Santa Fe to deploy software to find unlicensed short‑term rentals; 250 listings flagged
Get AI-powered insights, summaries, and transcripts
Sign Up FreeSummary
City staff told the Finance Committee on Oct. 6 that new monitoring and tax‑administration software from Avenue/Numo will begin short‑term rental enforcement and lodging‑tax collection, with the short‑term rental module targeted to go live Nov. 10 and about 250 properties identified as potentially noncompliant.
The Santa Fe Finance Committee heard on Oct. 6 that the city has completed data transfers and initial scrubbing for new short‑term rental (STR) enforcement and lodgers‑tax software and will begin compliance outreach in the coming weeks.
Assistant Land Use Director Maggie Moore told the committee the city and its consultant team at Avenue (recently merged into a company called Numo) have identified roughly 250 potentially noncompliant properties from scraped listings on more than 80 advertising sites. "We've identified about 250 noncompliant properties, and we're going to be issuing compliance letters to those properties in the coming weeks," Moore said. The short‑term rental component of the software is on track, Moore and the vendor said, to go live on or around Nov. 10.
Why it matters: city officials said the tool will let staff monitor listings in near real time, target enforcement where listings appear, and improve collection of lodgers tax revenue that the city says is currently underreported. Officials also said public access to a map of licensed and registered short‑term rentals will give residents clearer information about where legally operating STRs are located.
Staff described the basic rollout and public outreach: two public town halls on Nov. 13 (a lunchtime webinar and an in‑person meeting at the Santa Fe Convention Center) to explain the registration and licensing process for owners and operators, plus a later public session for the tax‑administration module in January. Mayor/department staff will record the webinar and post it to the city website.
The software vendor demonstrated a staff dashboard that shows both listings and property records, complaint history and photographic evidence scraped from listing sites. Vendor project manager Dana said the system can be configured for application workflows (registration, renewal and automated review) and for tax reporting, and that the short‑term rental portion of the system is close to ready: "We are on track to be able to go live by November 10," Dana said.
City code and tax issues discussed
Moore and vendor staff said the dashboard will track both listings and properties; a single property listed across multiple platforms will appear as multiple listings but is linked to one property record. Moore told the committee the dashboard currently shows the department’s overall compliance grade as a C and staff are aiming for an A.

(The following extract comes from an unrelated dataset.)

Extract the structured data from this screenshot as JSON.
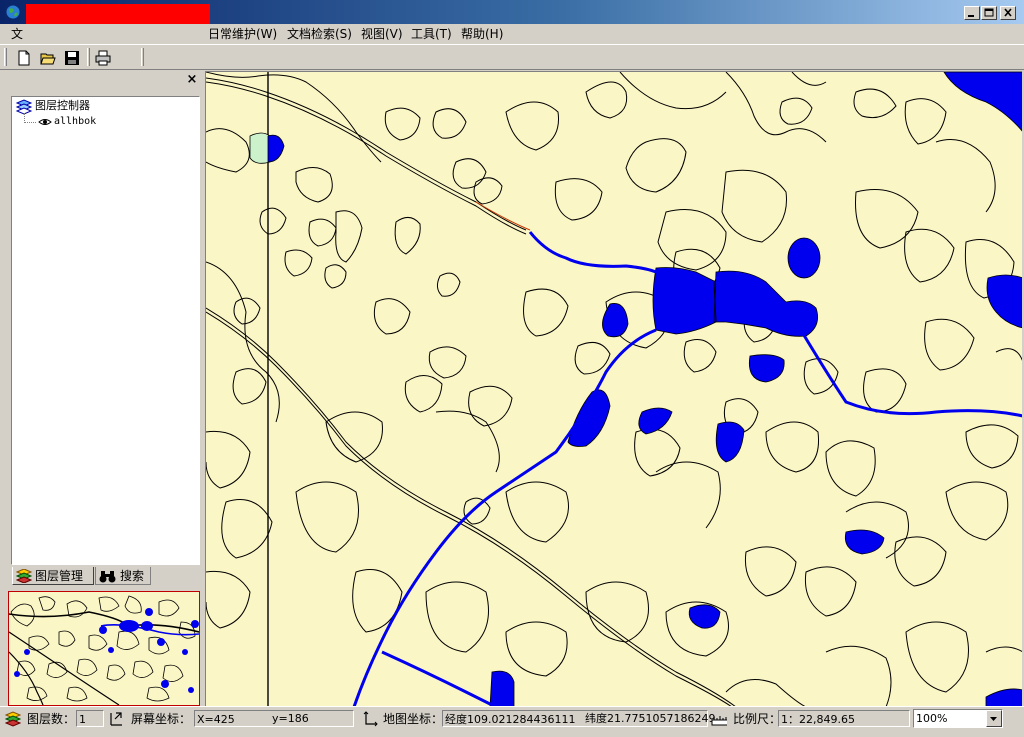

The committee asked how enforcement and public complaints will be handled. Carol (tax administration/finance staff) said complaints will be logged through a 24/7 phone line that routes to a live operator and then into a ticketing system for staff assignment: "It is a live operator; they'll receive all of the complaints or concerns and they'll be categorized for city staff," she said.
Moore said the system will publish a map of licensed and registered short‑term rentals but will not publish a map of noncompliant properties. She also noted that the city’s ordinance limits certain STRs outside the BCD (Business/Commercial District) and outside commercial zones to a cap of 1,000; staff said the city is currently slightly under that cap but warned that if many noncompliant properties are located in capped zones, some may not be able to obtain permits even after enforcement outreach.
Tax administration component will run later and extend into 2026; staff said that side involves bank and payment integrations and will be the subject of a separate rollout. Finance Director Oster reminded the committee that there is a legal distinction for gross‑receipts taxation depending on whether a stay is shorter or longer than 30 days; she said that distinction will be part of public guidance when the tax component is rolled out.
What happens next
Staff said they will send compliance letters to the roughly 250 properties identified by the data scrub and invite operators to register or apply for a license. Town halls are scheduled for Nov. 13 (12:30–1:30 p.m. webinar and an evening session at the Santa Fe Convention Center) to introduce owners, operators and the public to the system. Staff also said they expect to train internal users on reporting and enforcement workflows before public launch of the short‑term rental module.
Speakers quoted in this article spoke at the Oct. 6 Finance Committee meeting. Direct data excerpts and statements come from that meeting’s presentation and the vendor demonstration.